A Cross Border Insurance Market
Danish insurance companies operate in an open and integrated European insurance market.
Danish insurance companies operate in an open and integrated European insurance market. The internal market creates good conditions for competition within the EU, which in turn encourages an effective and innovative insurance market to the benefit of consumers.
The internal market gives insurance companies the opportunity to establish agencies in different countries and sell insurance products across borders. Whilst this is generally to the benefit of consumers, it is at the same time important to ensure a uniform enforcement of EU-regulation.
Supervisory authorities in Denmark and the EU
In Denmark our National Supervisory Authority is responsible for supervision of financial institutions. At EU-level, The European Insurance and Occupational Pensions Authority (EIOPA) establishes standards on how to carry out supervision in the Member States.
Insurance and Pension Denmark believes there is a need for greater cooperation between the different European supervisory authorities. Stronger cross border cooperation between national supervisory authorities in Europe on companies that sell insurances across borders will play an important role preventing future bankruptcies. Cross border cooperation between national supervisory authorities can be in the form of establishing common supervisory platforms, coordinated by EIOPA.
It is important that consumer protection does not stop at the border, given that insurances are sold across borders. Cross border cooperation is necessary to avoid insurance companies going bankrupt in the future.
The Danish non-life guarantee fund is well-functioning
Regardless of financial legislation and supervision, there is always the danger that an insurance company might go bankrupt. In such cases, it is important that consumers are protected. In Denmark, we have a national guarantee fund for non-life insurance companies based on the host-country principle.
According to Article 98 of the Directive on the recovery and resolution of insurance and reinsurance companies (IRRD), the European Commission is required to submit a report by 29 January 2027, following consultation with EIOPA (the European Insurance and Occupational Pensions Authority), assessing the appropriateness of common minimum standards for insurance guarantee schemes in the EU. The report shall, if relevant, be accompanied by a legislative proposal.
Given that we have a well-functioning guarantee fund in Denmark, it is important for Insurance and Pension Denmark that any potential future minimum EU-harmonization does not leave Danish consumers worse off. We strive to keep our high level of consumer protection and not passing on additional costs to the Danish consumers.
Position of Insurance and Pension Denmark on harmonisation at EU-level
Insurance and Pension Denmark is strongly against any common standards for Insurance Guarantee Schemes (IGS) and, thereby harmonisation at EU-level. Introducing common standards for IGS will run counter to the European Commission’s commitments to simplify and reduce burden of regulations, without any evident benefits for policyholders. The current guarantee schemes vary significantly across Europe, but generally function well within their local context. Any decision to establish an IGS or to change the design of existing IGS must be left to the Member States based on what is best suited to each market.

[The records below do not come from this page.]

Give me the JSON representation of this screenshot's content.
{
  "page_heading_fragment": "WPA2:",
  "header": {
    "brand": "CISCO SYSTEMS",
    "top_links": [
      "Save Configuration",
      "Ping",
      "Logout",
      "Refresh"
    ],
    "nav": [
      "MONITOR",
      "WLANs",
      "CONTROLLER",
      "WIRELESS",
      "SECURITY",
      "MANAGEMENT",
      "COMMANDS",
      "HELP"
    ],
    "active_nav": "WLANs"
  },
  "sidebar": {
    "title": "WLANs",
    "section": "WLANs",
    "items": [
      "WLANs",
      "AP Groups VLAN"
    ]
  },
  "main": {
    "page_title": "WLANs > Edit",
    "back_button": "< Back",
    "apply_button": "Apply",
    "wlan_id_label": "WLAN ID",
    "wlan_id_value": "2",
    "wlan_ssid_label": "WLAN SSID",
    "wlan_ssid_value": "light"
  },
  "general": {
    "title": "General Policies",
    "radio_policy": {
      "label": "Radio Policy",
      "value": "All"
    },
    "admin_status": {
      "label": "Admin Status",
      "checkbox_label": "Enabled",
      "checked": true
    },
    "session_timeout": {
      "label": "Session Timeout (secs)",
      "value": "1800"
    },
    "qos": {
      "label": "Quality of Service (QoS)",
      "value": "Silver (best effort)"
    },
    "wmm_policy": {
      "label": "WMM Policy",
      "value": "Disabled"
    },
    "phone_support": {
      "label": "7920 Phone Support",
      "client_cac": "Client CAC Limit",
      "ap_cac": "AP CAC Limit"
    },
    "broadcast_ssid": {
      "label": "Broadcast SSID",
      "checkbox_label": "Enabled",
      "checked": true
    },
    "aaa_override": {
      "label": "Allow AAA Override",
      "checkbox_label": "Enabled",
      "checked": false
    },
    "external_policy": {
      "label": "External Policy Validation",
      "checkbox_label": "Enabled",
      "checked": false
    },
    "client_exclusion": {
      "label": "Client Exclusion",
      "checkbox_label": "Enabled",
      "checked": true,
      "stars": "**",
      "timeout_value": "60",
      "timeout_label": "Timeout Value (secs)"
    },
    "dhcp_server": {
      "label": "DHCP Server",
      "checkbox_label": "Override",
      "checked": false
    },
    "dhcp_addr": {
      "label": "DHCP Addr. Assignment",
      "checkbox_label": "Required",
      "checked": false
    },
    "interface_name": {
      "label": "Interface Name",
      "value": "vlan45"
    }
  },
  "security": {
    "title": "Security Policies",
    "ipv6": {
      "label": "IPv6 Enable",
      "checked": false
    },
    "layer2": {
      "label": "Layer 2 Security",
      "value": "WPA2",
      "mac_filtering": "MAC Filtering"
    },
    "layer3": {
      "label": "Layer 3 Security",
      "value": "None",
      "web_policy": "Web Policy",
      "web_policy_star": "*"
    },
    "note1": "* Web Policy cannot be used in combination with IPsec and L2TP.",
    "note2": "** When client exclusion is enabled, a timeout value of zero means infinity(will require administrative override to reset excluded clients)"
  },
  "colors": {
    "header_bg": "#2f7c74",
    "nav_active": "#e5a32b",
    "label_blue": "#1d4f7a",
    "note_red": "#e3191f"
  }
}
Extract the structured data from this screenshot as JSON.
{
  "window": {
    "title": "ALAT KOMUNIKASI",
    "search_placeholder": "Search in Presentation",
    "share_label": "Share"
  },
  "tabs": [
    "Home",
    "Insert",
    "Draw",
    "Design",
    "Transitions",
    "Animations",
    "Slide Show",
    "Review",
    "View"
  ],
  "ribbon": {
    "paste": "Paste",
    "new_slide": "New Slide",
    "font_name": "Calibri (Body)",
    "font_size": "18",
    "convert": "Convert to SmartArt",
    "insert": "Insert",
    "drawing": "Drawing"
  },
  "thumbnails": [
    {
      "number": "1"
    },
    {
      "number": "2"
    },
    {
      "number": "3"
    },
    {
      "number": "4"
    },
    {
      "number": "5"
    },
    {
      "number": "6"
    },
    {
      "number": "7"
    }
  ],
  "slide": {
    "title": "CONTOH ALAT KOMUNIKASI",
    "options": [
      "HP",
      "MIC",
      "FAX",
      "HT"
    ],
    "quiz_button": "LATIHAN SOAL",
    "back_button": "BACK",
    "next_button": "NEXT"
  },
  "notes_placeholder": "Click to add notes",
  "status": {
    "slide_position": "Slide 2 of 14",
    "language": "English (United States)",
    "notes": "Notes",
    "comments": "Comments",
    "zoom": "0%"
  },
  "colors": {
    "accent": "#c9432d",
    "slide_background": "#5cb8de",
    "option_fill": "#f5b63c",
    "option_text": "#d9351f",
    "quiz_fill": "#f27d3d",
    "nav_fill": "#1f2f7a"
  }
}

Instead of harmonization IGS, it is much more efficient:
- to enhance collaboration between the Member States’ national supervisors (which the supervisors already do to some extent, especially for cross-border groups).
- to ensure that the Solvency II framework, which provides strong consumer protection, is fully implemented in all Member States. This protection will be come even stronger when the amendments to Solvency II ((EU) 2025/2) enter into force 30 January 2027, particularly through enhanced supervision of insurance companies conducting cross-border business and strengthened supervisory cooperation.
- to prioritize preventive supervisory efforts across the EU, especially increased monitoring of cross-border insurers with rapid growth, unusually low premiums, or narrow product ranges.
If the EU nonetheless decides to introduce minimum common standards for IGS, Member States must have wide flexibility to design systems suited to their markets, deciding which products and policyholders to cover and how to fund the scheme. Such flexibility is essential to reflect the diversity of insurance markets and welfare systems across Europe and to minimise the new regulatory burdens.